Speaking about other activity areas of the company which is one of Austria’s strongest brands in the world, the OMV boss revealed his ambition to rake in up to one billion Euros by selling its Refinery & Marketing department. Roiss – who succeeded Wolfgang Ruttenstorfer as head of OMV last April – said OMV was already contacted by firms interested in acquiring its defunct refinery in Pitesti, Romania.
OMV is the main stakeholder of Romanian oil and gas provider Petrom. It also holds a majority interest in Turkish petrol station chain Petrol Ofisi. Roiss praised Turkey for playing a “key role” in future issues considering the provision of Europe with oil and gas. Stressing that around half of the world’s oil and gas reserves are located in the Caspian region and the Middle East, the OMV CEO claimed the Eurasian country would become an important “energy bridge”.
OMV has more than 31,000 employees. The Republic of Austria’s Federal Industry-Holding Stock Corporation, ÖIAG, has a 31.5 per cent interest in the enterprise which was renamed from ÖMV to OMV in 1995.
News that the firm will try to achieve an increase of earnings and capital by working more efficiently in the coming years follow Werner Auli’s decision to leave the company’s executive board by the end of 2011. Auli cited health reasons for his “difficult decision”, adding that OMV played an important part in the past 25 years of his life. “Nevertheless, I opted in favour of my family,” the outgoing head of OMV’s Gas & Power branch said on Monday.

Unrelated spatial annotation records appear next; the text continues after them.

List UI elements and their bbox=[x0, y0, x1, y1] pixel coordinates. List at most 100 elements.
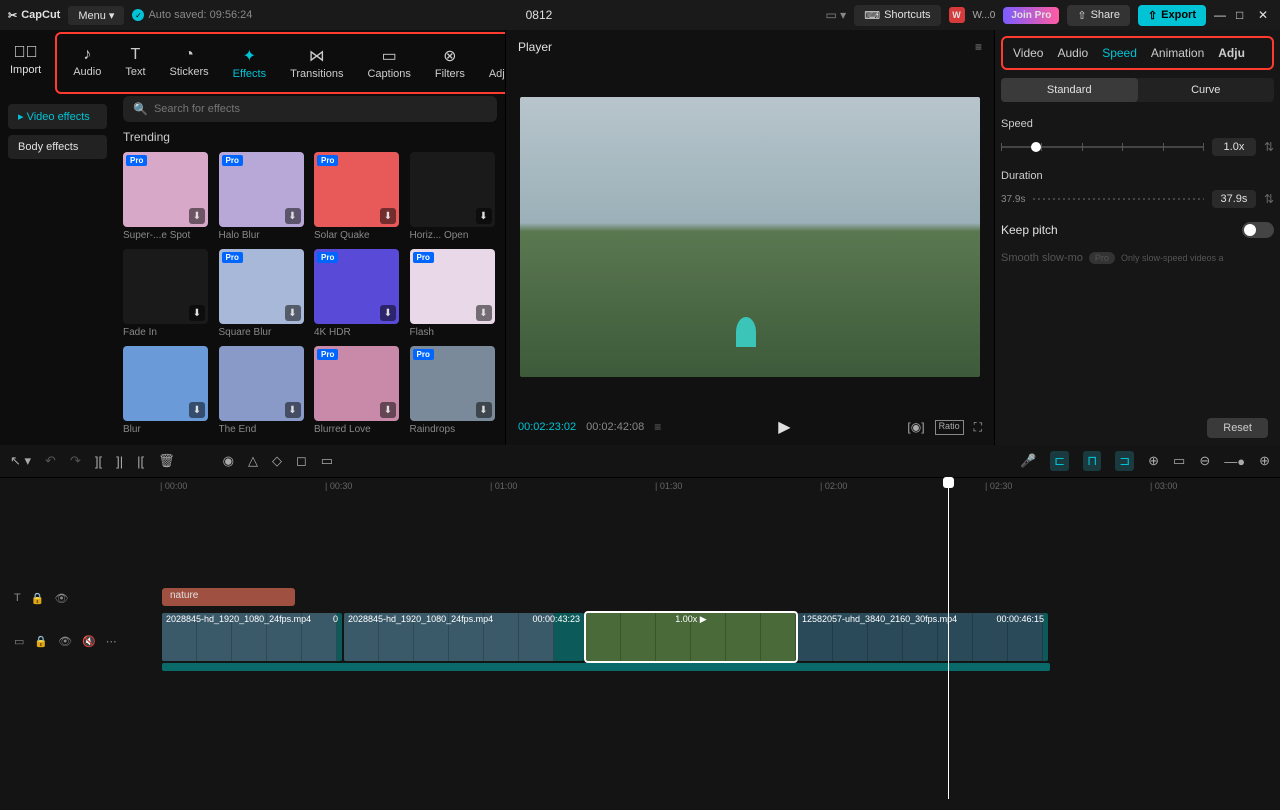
duration-slider[interactable] bbox=[1033, 198, 1203, 200]
tool-stickers[interactable]: ◔Stickers bbox=[158, 42, 221, 84]
download-icon[interactable]: ⬇ bbox=[285, 402, 301, 418]
tool-text[interactable]: TText bbox=[113, 42, 157, 84]
effect-card[interactable]: ⬇Blur bbox=[123, 346, 208, 435]
tab-speed[interactable]: Speed bbox=[1102, 46, 1137, 60]
tab-adjust[interactable]: Adju bbox=[1218, 46, 1245, 60]
tool-audio[interactable]: ♪Audio bbox=[61, 42, 113, 84]
effect-card[interactable]: Pro⬇Square Blur bbox=[219, 249, 304, 338]
zoom-slider[interactable]: —● bbox=[1224, 454, 1245, 469]
download-icon[interactable]: ⬇ bbox=[380, 402, 396, 418]
effect-card[interactable]: ⬇The End bbox=[219, 346, 304, 435]
curve-mode[interactable]: Curve bbox=[1138, 78, 1275, 102]
import-button[interactable]: ▸⃞ Import bbox=[0, 40, 51, 80]
maximize-icon[interactable]: □ bbox=[1236, 8, 1250, 22]
tool-effects[interactable]: ✦Effects bbox=[221, 42, 278, 84]
export-button[interactable]: ⇧ Export bbox=[1138, 5, 1206, 26]
search-input[interactable] bbox=[154, 103, 487, 115]
zoom-in-icon[interactable]: ⊕ bbox=[1259, 453, 1270, 469]
menu-button[interactable]: Menu ▾ bbox=[68, 6, 124, 25]
time-ruler[interactable]: | 00:00| 00:30| 01:00| 01:30| 02:00| 02:… bbox=[160, 478, 1280, 498]
user-avatar[interactable]: W bbox=[949, 7, 965, 23]
split-icon[interactable]: ][ bbox=[95, 454, 102, 469]
mic-icon[interactable]: 🎤 bbox=[1020, 453, 1036, 469]
video-clip[interactable]: 2028845-hd_1920_1080_24fps.mp40 bbox=[162, 613, 342, 661]
video-clip[interactable]: 2028845-hd_1920_1080_24fps.mp400:00:43:2… bbox=[344, 613, 584, 661]
tab-animation[interactable]: Animation bbox=[1151, 46, 1204, 60]
join-pro-button[interactable]: Join Pro bbox=[1003, 7, 1059, 24]
play-button[interactable]: ▶ bbox=[778, 417, 790, 437]
download-icon[interactable]: ⬇ bbox=[285, 305, 301, 321]
split-right-icon[interactable]: |[ bbox=[137, 454, 144, 469]
mute-icon[interactable]: 🔇 bbox=[82, 635, 96, 648]
video-effects-tab[interactable]: ▸ Video effects bbox=[8, 104, 107, 129]
preview-area[interactable] bbox=[506, 64, 994, 409]
playhead[interactable] bbox=[948, 479, 949, 799]
eye-icon[interactable]: 👁 bbox=[58, 635, 72, 648]
body-effects-tab[interactable]: Body effects bbox=[8, 135, 107, 159]
download-icon[interactable]: ⬇ bbox=[476, 208, 492, 224]
download-icon[interactable]: ⬇ bbox=[189, 305, 205, 321]
search-bar[interactable]: 🔍 bbox=[123, 96, 497, 122]
lock-icon[interactable]: 🔒 bbox=[31, 592, 45, 605]
effect-card[interactable]: Pro⬇Flash bbox=[410, 249, 495, 338]
speed-slider[interactable] bbox=[1001, 146, 1204, 148]
shortcuts-button[interactable]: ⌨ Shortcuts bbox=[854, 5, 940, 26]
crop-icon[interactable]: ◻ bbox=[296, 453, 307, 469]
download-icon[interactable]: ⬇ bbox=[380, 305, 396, 321]
lock-icon[interactable]: 🔒 bbox=[34, 635, 48, 648]
effect-card[interactable]: Pro⬇Solar Quake bbox=[314, 152, 399, 241]
duration-value[interactable]: 37.9s bbox=[1212, 190, 1256, 208]
text-clip[interactable]: nature bbox=[162, 588, 295, 606]
tab-audio[interactable]: Audio bbox=[1057, 46, 1088, 60]
aspect-icon[interactable]: ▭ ▾ bbox=[825, 8, 846, 22]
more-icon[interactable]: ⋯ bbox=[106, 635, 117, 648]
preview-icon[interactable]: ▭ bbox=[1173, 453, 1185, 469]
download-icon[interactable]: ⬇ bbox=[380, 208, 396, 224]
list-icon[interactable]: ≡ bbox=[654, 420, 661, 434]
download-icon[interactable]: ⬇ bbox=[476, 402, 492, 418]
player-menu-icon[interactable]: ≡ bbox=[975, 40, 982, 54]
zoom-out-icon[interactable]: ⊖ bbox=[1199, 453, 1210, 469]
share-button[interactable]: ⇧ Share bbox=[1067, 5, 1130, 26]
undo-icon[interactable]: ↶ bbox=[45, 453, 56, 469]
scale-icon[interactable]: [◉] bbox=[907, 420, 924, 435]
magnet-icon[interactable]: ⊓ bbox=[1083, 451, 1101, 471]
speed-value[interactable]: 1.0x bbox=[1212, 138, 1256, 156]
fullscreen-icon[interactable]: ⛶ bbox=[974, 420, 982, 435]
link-icon[interactable]: ⊕ bbox=[1148, 453, 1159, 469]
download-icon[interactable]: ⬇ bbox=[189, 208, 205, 224]
delete-icon[interactable]: 🗑 bbox=[158, 453, 175, 469]
download-icon[interactable]: ⬇ bbox=[285, 208, 301, 224]
split-left-icon[interactable]: ]| bbox=[116, 454, 123, 469]
reset-button[interactable]: Reset bbox=[1207, 418, 1268, 438]
effect-card[interactable]: Pro⬇Raindrops bbox=[410, 346, 495, 435]
magnet-right-icon[interactable]: ⊐ bbox=[1115, 451, 1134, 471]
effect-card[interactable]: Pro⬇4K HDR bbox=[314, 249, 399, 338]
tool-filters[interactable]: ⊗Filters bbox=[423, 42, 477, 84]
cursor-icon[interactable]: ↖ ▾ bbox=[10, 453, 31, 469]
redo-icon[interactable]: ↷ bbox=[70, 453, 81, 469]
mirror-icon[interactable]: △ bbox=[248, 453, 258, 469]
magnet-left-icon[interactable]: ⊏ bbox=[1050, 451, 1069, 471]
stepper-icon[interactable]: ⇅ bbox=[1264, 192, 1274, 206]
video-clip[interactable]: 12582057-uhd_3840_2160_30fps.mp400:00:46… bbox=[798, 613, 1048, 661]
keep-pitch-toggle[interactable] bbox=[1242, 222, 1274, 238]
tool-captions[interactable]: ▭Captions bbox=[355, 42, 422, 84]
effect-card[interactable]: Pro⬇Halo Blur bbox=[219, 152, 304, 241]
record-icon[interactable]: ◉ bbox=[223, 453, 234, 469]
rotate-icon[interactable]: ◇ bbox=[272, 453, 282, 469]
ratio-icon[interactable]: Ratio bbox=[935, 420, 964, 435]
minimize-icon[interactable]: — bbox=[1214, 8, 1228, 22]
standard-mode[interactable]: Standard bbox=[1001, 78, 1138, 102]
eye-icon[interactable]: 👁 bbox=[54, 592, 68, 605]
download-icon[interactable]: ⬇ bbox=[476, 305, 492, 321]
flip-icon[interactable]: ▭ bbox=[321, 453, 333, 469]
stepper-icon[interactable]: ⇅ bbox=[1264, 140, 1274, 154]
effect-card[interactable]: Pro⬇Blurred Love bbox=[314, 346, 399, 435]
tab-video[interactable]: Video bbox=[1013, 46, 1043, 60]
close-icon[interactable]: ✕ bbox=[1258, 8, 1272, 22]
effect-card[interactable]: Pro⬇Super-...e Spot bbox=[123, 152, 208, 241]
video-clip[interactable]: 1.00x ▶ bbox=[586, 613, 796, 661]
audio-track-line[interactable] bbox=[162, 663, 1050, 671]
tool-transitions[interactable]: ⋈Transitions bbox=[278, 42, 355, 84]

Auli added he would remain responsible for a consortium controlling the progress of the Nabucco gas pipeline project despite its “complexity” and the “many and intense negotiations”. Nabucco is supposed to supply Europe with gas from the Caspian Sea. The project suffered several setbacks over the years due to economic and political issues. While some media claim it may be scrapped, executive managers said it was on track with a delay. The pipeline’s construction has been postponed to 2013.